The superannuation industry’s data game – its ability to get data relating to a member’s broader circumstances and use it effectively – will play an important role in helping members gain the confidence they need to spend in retirement, a panel of experts have explored.

According to the panel, which included Deb Ralston, an adjunct professor at Monash University who is also a panel member of the Retirement Income Review, data in relation to the so called ‘third-pillar’ of superannuation (voluntary retirement savings kept outside of the super system) is still not used effectively by many funds.

Ralston joined David Carruthers, principal consultant and head of member solutions from Frontier Advisors, Aware Super group executive Peter Chun and Jeremy Cooper, retirement income chair at Challenger for the discussion entitled ‘Solving the Retirement Puzzle at Scale’ on Friday.

The next instalment of the series created by Investment Magazine in partnership with Challenger will feature Rice Warner’s Andrew Boal, Challenger’s Aaron Minney, Amara Haqqani from Milliman and David Knox from Mercer. This broadcast will be at noon on October 30 and you can reserve your digital pass here.

Superannuation funds including Aware Super use data they have available to make assumptions relating to factors such as home ownership and entitlement to aged pension, Chun noted, adding that the number one objective for super funds is to provide confidence to members in retirement.

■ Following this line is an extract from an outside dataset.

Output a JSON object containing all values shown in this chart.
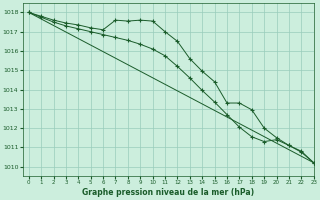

Chun said just over half of Aware Super’s members in retirement phase currently draw down more than the minimum prescribed amount, an insight Challenger’s Cooper praised as a positive indication that fund members were switching from saving to spending mode.

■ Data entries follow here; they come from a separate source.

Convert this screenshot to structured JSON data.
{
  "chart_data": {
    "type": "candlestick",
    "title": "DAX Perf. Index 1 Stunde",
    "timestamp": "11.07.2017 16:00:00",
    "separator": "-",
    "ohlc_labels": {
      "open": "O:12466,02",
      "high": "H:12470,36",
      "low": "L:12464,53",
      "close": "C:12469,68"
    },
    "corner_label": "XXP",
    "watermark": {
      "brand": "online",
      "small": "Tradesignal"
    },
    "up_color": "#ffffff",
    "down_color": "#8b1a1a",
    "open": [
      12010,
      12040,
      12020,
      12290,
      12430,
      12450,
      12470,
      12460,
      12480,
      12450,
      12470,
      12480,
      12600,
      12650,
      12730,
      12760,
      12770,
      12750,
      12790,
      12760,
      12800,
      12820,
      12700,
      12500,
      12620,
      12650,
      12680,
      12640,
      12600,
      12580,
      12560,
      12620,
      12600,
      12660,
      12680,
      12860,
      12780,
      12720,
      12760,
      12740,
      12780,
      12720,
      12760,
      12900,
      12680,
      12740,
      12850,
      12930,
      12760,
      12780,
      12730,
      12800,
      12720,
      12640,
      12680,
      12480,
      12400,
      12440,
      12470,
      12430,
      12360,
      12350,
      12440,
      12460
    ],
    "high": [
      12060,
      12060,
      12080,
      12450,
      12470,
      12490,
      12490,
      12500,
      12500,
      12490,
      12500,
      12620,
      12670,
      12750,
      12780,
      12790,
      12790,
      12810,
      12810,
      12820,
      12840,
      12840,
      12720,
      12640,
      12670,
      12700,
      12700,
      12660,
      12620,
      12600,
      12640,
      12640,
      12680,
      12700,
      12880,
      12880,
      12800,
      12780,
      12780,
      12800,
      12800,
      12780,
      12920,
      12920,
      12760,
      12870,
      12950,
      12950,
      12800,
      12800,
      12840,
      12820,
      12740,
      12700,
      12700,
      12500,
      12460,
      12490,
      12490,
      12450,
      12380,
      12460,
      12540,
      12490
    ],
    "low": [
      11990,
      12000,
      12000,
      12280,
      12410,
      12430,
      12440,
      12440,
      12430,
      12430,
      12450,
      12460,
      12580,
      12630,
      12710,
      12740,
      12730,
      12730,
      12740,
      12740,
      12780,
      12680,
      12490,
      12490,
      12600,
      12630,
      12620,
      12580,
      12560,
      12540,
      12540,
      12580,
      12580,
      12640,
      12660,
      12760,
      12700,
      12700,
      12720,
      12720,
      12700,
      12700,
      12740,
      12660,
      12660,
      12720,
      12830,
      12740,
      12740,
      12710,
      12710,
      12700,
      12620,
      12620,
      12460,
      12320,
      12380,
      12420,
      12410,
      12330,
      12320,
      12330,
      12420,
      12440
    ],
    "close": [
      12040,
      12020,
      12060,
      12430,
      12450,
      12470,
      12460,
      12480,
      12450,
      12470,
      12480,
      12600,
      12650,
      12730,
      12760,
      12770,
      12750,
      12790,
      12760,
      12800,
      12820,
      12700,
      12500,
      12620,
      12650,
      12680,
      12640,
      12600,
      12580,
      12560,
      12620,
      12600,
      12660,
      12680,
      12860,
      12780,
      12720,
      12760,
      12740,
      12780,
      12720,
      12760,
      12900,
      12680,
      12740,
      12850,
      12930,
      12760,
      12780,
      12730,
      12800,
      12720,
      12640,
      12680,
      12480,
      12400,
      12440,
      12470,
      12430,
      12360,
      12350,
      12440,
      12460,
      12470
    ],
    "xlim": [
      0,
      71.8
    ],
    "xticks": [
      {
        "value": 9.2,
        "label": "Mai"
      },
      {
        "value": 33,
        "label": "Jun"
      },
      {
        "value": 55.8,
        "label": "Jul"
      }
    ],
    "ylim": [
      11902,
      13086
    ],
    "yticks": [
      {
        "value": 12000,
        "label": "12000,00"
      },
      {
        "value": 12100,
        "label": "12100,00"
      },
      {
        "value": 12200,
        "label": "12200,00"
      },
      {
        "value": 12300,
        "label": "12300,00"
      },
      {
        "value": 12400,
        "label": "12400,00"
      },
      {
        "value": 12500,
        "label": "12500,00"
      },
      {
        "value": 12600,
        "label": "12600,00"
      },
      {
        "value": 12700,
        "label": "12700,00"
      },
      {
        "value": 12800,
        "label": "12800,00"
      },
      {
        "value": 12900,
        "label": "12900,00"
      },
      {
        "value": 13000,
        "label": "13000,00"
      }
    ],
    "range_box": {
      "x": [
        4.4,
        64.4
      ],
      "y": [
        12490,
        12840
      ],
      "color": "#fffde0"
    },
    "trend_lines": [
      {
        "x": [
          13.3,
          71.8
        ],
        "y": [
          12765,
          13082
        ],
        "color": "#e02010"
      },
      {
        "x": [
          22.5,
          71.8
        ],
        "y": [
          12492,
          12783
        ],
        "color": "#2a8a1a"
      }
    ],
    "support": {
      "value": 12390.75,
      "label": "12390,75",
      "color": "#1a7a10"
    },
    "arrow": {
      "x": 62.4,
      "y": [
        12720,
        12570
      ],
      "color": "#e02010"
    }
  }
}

“I get the sense sometimes we tell people decade after decade how good saving is and all of the messages in the system about building up savings and that’s the measure of success – I wonder whether the average member really wants to spend that down and just how much encouragement we as an industry are going to give the to do that,” Cooper said.

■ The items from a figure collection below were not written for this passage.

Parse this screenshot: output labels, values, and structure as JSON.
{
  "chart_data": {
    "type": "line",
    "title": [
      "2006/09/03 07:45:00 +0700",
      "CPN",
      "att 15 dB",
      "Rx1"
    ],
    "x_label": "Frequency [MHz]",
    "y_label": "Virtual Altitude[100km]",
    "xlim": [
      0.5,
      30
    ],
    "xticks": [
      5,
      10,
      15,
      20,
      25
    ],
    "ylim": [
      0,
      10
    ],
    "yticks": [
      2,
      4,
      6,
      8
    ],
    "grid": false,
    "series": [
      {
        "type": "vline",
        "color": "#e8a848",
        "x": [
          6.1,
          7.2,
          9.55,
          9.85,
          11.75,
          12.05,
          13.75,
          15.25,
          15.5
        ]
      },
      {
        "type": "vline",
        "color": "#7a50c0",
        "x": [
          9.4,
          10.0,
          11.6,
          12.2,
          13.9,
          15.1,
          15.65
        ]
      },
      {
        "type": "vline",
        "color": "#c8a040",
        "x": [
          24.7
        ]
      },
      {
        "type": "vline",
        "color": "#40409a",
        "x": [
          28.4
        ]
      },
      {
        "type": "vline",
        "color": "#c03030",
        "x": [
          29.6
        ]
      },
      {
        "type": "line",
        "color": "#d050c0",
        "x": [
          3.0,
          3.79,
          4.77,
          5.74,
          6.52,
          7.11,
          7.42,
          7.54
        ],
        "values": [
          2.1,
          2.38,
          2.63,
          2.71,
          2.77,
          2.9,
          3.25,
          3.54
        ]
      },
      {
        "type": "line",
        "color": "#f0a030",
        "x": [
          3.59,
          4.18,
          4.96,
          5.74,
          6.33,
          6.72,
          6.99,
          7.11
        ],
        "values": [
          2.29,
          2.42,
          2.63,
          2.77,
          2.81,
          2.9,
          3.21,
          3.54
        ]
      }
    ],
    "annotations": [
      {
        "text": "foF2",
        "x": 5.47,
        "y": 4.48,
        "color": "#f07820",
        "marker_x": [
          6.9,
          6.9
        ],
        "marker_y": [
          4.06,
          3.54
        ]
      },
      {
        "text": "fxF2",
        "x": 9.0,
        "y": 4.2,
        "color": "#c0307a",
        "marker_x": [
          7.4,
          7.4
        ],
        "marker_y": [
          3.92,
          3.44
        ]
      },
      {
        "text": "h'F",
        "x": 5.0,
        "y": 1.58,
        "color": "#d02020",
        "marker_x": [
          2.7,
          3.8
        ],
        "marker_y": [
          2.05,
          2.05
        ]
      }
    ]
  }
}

Home ownership is a really important factor to throw into the mix when you’re thinking about what someone’s retirement income needs are – whether they’re a home owner or not has a really big impact, Ralston said.

While the panel had hoped to use the discussion to discuss the heavily anticipated findings of the recently completed Retirement Income Review, Treasurer Josh Frydenberg has yet to release the document to the public. The broader public policy discussion relating to superannuation has centred around whether the superannuation guarantee will be paused at 9.5 per cent or increased in line with the system framework to 12 per cent.

Sticking to simple messaging, improving measurement of what is success in retirement and getting better data on members’ broader situations are among initiatives super funds need to do more of the give people the confidence to spend in retirement, the panel discussed.

“We need to give members the confidence to spend and enjoy retirement. Exactly how we do that I’m not sure because it is quite complex,” Ralston commented.

Framing drawdowns in terms of how much people actually get as an income is something funds can do better, Frontier’s Carruthers said.

Cooper added that local funds have been slow to provide clarity on retirement income to members, something that has been done more effectively by KiwiSaver funds, the equivalent of MySuper funds in New Zealand.